By *GMT with a view to data*, I mean both *GMT applied to data* **and** *new GMT inspired by data*. That the flow of ideas goes in both direction is very important and the reason why this is a very exciting, productive, high-potential place to work. This is where I am working. It includes the work at the intersection of image analysis and BV/SBV functions, like the work of Rudin, Osher and Fatemi which introduced TV regularization to image analysis and the segmentation functional of Mumford and Shah. Other examples include the work of Jones, Lerman, Schul and Okikiolu on Jones’ *beta numbers**, *the multiscale flat norm work I am doing with collaborators (inspired by the connection between the L1TV functional and the flat norm), as well as the applications of curvature measures (and things like curvature measures) to data. Examples of this last item include the work of Adler, Taylor and Worsley at the intersection of statistics and integral geometry and the work of Chazal, Cohen-Steiner, and Merigot on *boundary measures.* Many more examples exist, but these examples give a flavor for the kinds of things happening at the intersection of GMT and data.

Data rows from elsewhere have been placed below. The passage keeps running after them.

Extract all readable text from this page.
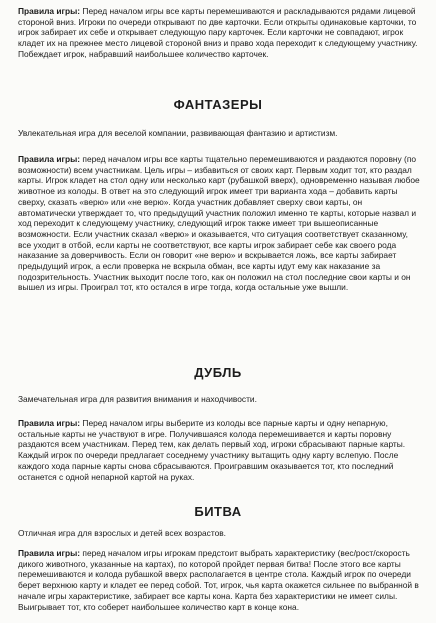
Правила игры: Перед началом игры все карты перемешиваются и раскладываются рядами лицевой стороной вниз. Игроки по очереди открывают по две карточки. Если открыты одинаковые карточки, то игрок забирает их себе и открывает следующую пару карточек. Если карточки не совпадают, игрок кладет их на прежнее место лицевой стороной вниз и право хода переходит к следующему участнику. Побеждает игрок, набравший наибольшее количество карточек.

ФАНТАЗЕРЫ

Увлекательная игра для веселой компании, развивающая фантазию и артистизм.

Правила игры: перед началом игры все карты тщательно перемешиваются и раздаются поровну (по возможности) всем участникам. Цель игры – избавиться от своих карт. Первым ходит тот, кто раздал карты. Игрок кладет на стол одну или несколько карт (рубашкой вверх), одновременно называя любое животное из колоды. В ответ на это следующий игрок имеет три варианта хода – добавить карты сверху, сказать «верю» или «не верю». Когда участник добавляет сверху свои карты, он автоматически утверждает то, что предыдущий участник положил именно те карты, которые назвал и ход переходит к следующему участнику, следующий игрок также имеет три вышеописанные возможности. Если участник сказал «верю» и оказывается, что ситуация соответствует сказанному, все уходит в отбой, если карты не соответствуют, все карты игрок забирает себе как своего рода наказание за доверчивость. Если он говорит «не верю» и вскрывается ложь, все карты забирает предыдущий игрок, а если проверка не вскрыла обман, все карты идут ему как наказание за подозрительность. Участник выходит после того, как он положил на стол последние свои карты и он вышел из игры. Проиграл тот, кто остался в игре тогда, когда остальные уже вышли.

ДУБЛЬ

Замечательная игра для развития внимания и находчивости.

Правила игры: Перед началом игры выберите из колоды все парные карты и одну непарную, остальные карты не участвуют в игре. Получившаяся колода перемешивается и карты поровну раздаются всем участникам. Перед тем, как делать первый ход, игроки сбрасывают парные карты. Каждый игрок по очереди предлагает соседнему участнику вытащить одну карту вслепую. После каждого хода парные карты снова сбрасываются. Проигравшим оказывается тот, кто последний останется с одной непарной картой на руках.

БИТВА

Отличная игра для взрослых и детей всех возрастов.

Правила игры: перед началом игры игрокам предстоит выбрать характеристику (вес/рост/скорость дикого животного, указанные на картах), по которой пройдет первая битва! После этого все карты перемешиваются и колода рубашкой вверх располагается в центре стола. Каждый игрок по очереди берет верхнюю карту и кладет ее перед собой. Тот, игрок, чья карта окажется сильнее по выбранной в начале игры характеристике, забирает все карты кона. Карта без характеристики не имеет силы. Выигрывает тот, кто соберет наибольшее количество карт в конце кона.
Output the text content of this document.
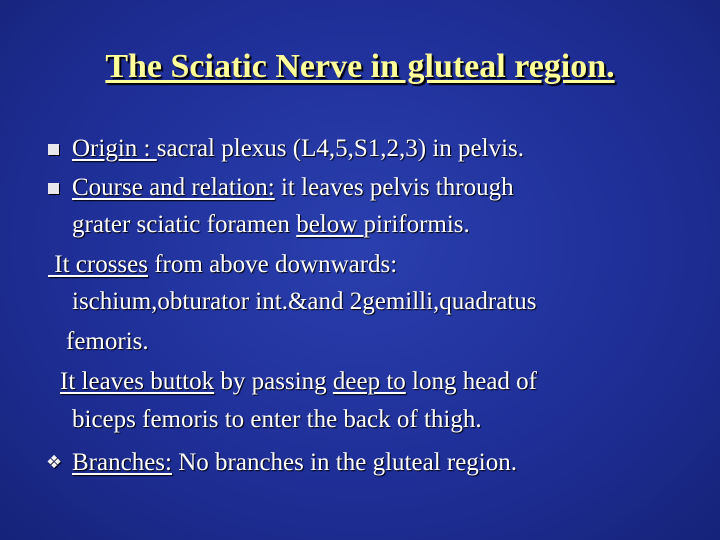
The Sciatic Nerve in gluteal region.
Origin : sacral plexus (L4,5,S1,2,3) in pelvis.
Course and relation: it leaves pelvis through
grater sciatic foramen below piriformis.
It crosses from above downwards:
ischium,obturator int.&and 2gemilli,quadratus
femoris.
It leaves buttok by passing deep to long head of
biceps femoris to enter the back of thigh.
❖ Branches: No branches in the gluteal region.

Actually, the GMT data branch has the other three as subbranches for the simple reason that all three have very useful insights to offer data and because data suggests problems leading to new ideas in each of the three areas.

### Afterword

As mentioned above, I like figures. But, while not having figures in a geometric measure theory text doesn’t make so much sense to me, it is the case that students should be drawing their own figures anyway. This is part of the work involved in making the subject yours, in internalizing the ideas and techniques. One might even argue that books without figures are better for students who must then draw figures for themselves in order to grasp what is going on more fully. But I would not go quite that far. I think that drawing pictures, as many and as often as you can, should be the part of the GMT culture. Figures should be common, and they should also appear in books. I do believe that authors should not try to draw pictures for everything, but should draw just enough to get the students going themselves, help students avoid pitfalls and inspire them as they struggle to master the ideas. At the very least, this discussion helps you see why I can still like Leon Simon’s book so much even though there are no figures in it!

It should also be noted that even though I talk about the two older and the two newer branches of GMT, it would be silly to insist on a bold demarcation of the boundaries between branches and a subsequent classification of everything and everyone. Part of this is because the intersections between branches are very large. Another part of this is because the two newer branches are by their nature agnostic, caring only about generalizable (in the case of metric spaces) or useful (in the case of data analysis) ideas or developments in GMT. Using Federer to supply another example, even though Federer’s most famous paper (the one with Fleming that solved Plateau’s Problem) was focused on calculus of variations, he also established other significant pieces of the foundation for the entire field. It would therefore make no sense at all to try to assign him to a single branch. So thinking about the field as characterized by branches is useful only if you do not take it very seriously, or worse yet, turn the branches into fences impeding travel!